The second section of the exhibit was entitled, The Western Powder Keg (1820-1860). The West became even more explosive as the nineteenth century progressed. This section described aggressive campaigns to expel Native people from the South to the West, a move motivated by Southern cotton growers, whose profit-making ambitions snowballed with the invention of the cotton gin. The entry of Texas into the Union as a slave state proved a heated flashpoint, and the U.S.-Mexican War vastly increased the American empire and served as a training ground for future Civil War leaders Robert E. Lee, Ulysses S. Grant, and Jefferson Davis. The California Gold Rush exposed many versions of forced labor. Gold Rush greed was also devastating to Native populations, who were enslaved and murdered in genocidal numbers. A Californian, John Charles Fremont, (pictured is John Fremont's expedition flag, circa 1841) was the nation’s first “Free Soil, Free Men” presidential candidate in 1856, the same year the pro and anti-slavery forces fought in “bloody” Kansas.

The third section of the exhibit was entitled, Blue and Grey (1861-1865). Empire and Liberty depicts Westerners’ participation in the Civil War alongside its impact on life in the West. The war splintered communities as Westerners flocked to both armies. When Texan Confederates invaded the New Mexico territory, they were repelled by a small cadre of Army regulars reinforced by volunteers from California and Colorado. Numerous wars flared in Indian country, with the Dakota in Minnesota; Apache and DinĂ© (Navajo) in Arizona and New Mexico; and Cheyenne, Arapaho, Kiowa, and Comanche in Kansas, Colorado, and Texas. Lincoln’s Emancipation Proclamation of 1863 and the Thirteenth Amendment triggered questions about unfree labor in the West, including Native slaves, indentured servitude in California, and debt slavery in New Mexico.
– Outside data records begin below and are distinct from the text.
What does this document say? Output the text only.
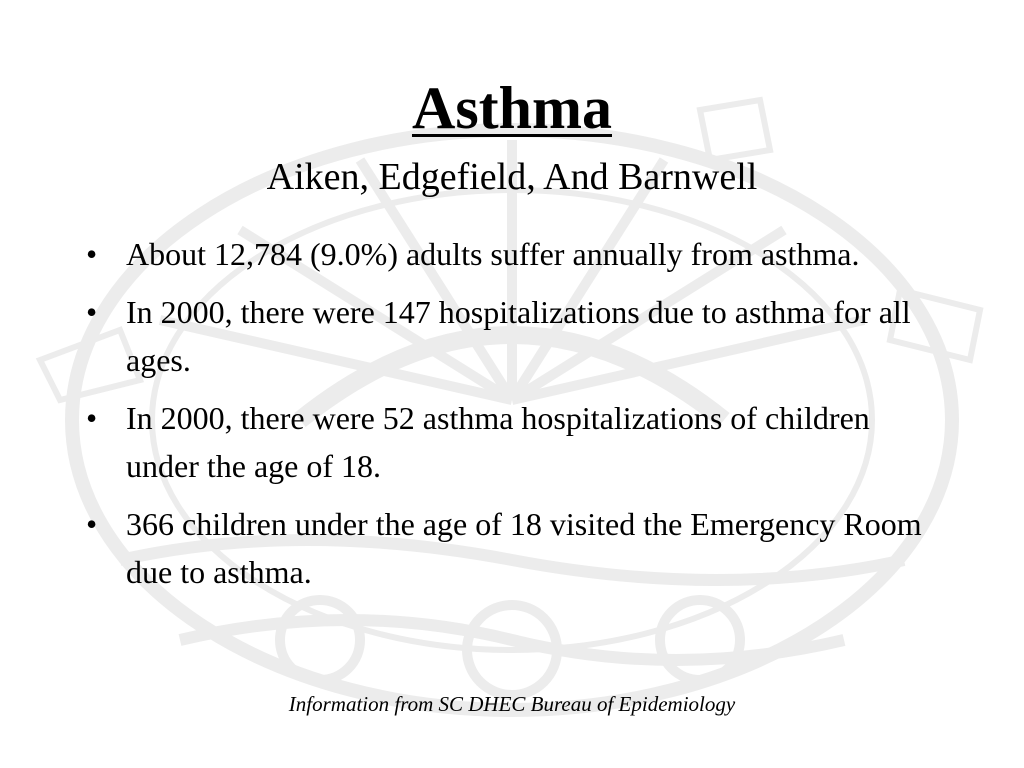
Asthma
Aiken, Edgefield, And Barnwell
• About 12,784 (9.0%) adults suffer annually from asthma.
• In 2000, there were 147 hospitalizations due to asthma for all ages.
• In 2000, there were 52 asthma hospitalizations of children under the age of 18.
• 366 children under the age of 18 visited the Emergency Room due to asthma.
Information from SC DHEC Bureau of Epidemiology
The final section of the exhibit was entitled, The West and Reconstruction (1865-present). Through a combination of artifacts and narratives, this section explored how post-war Westward expansion continued to spawn battles over who could enjoy the rights of American citizenship. While the Transcontinental Railroad symbolized the reunited nation, it put new pressures on Native homelands and brought thousands of Chinese, Irish, African Americans, and war veterans to the West. The Civil War escalated other wars against Native people that continued into the Reconstruction period.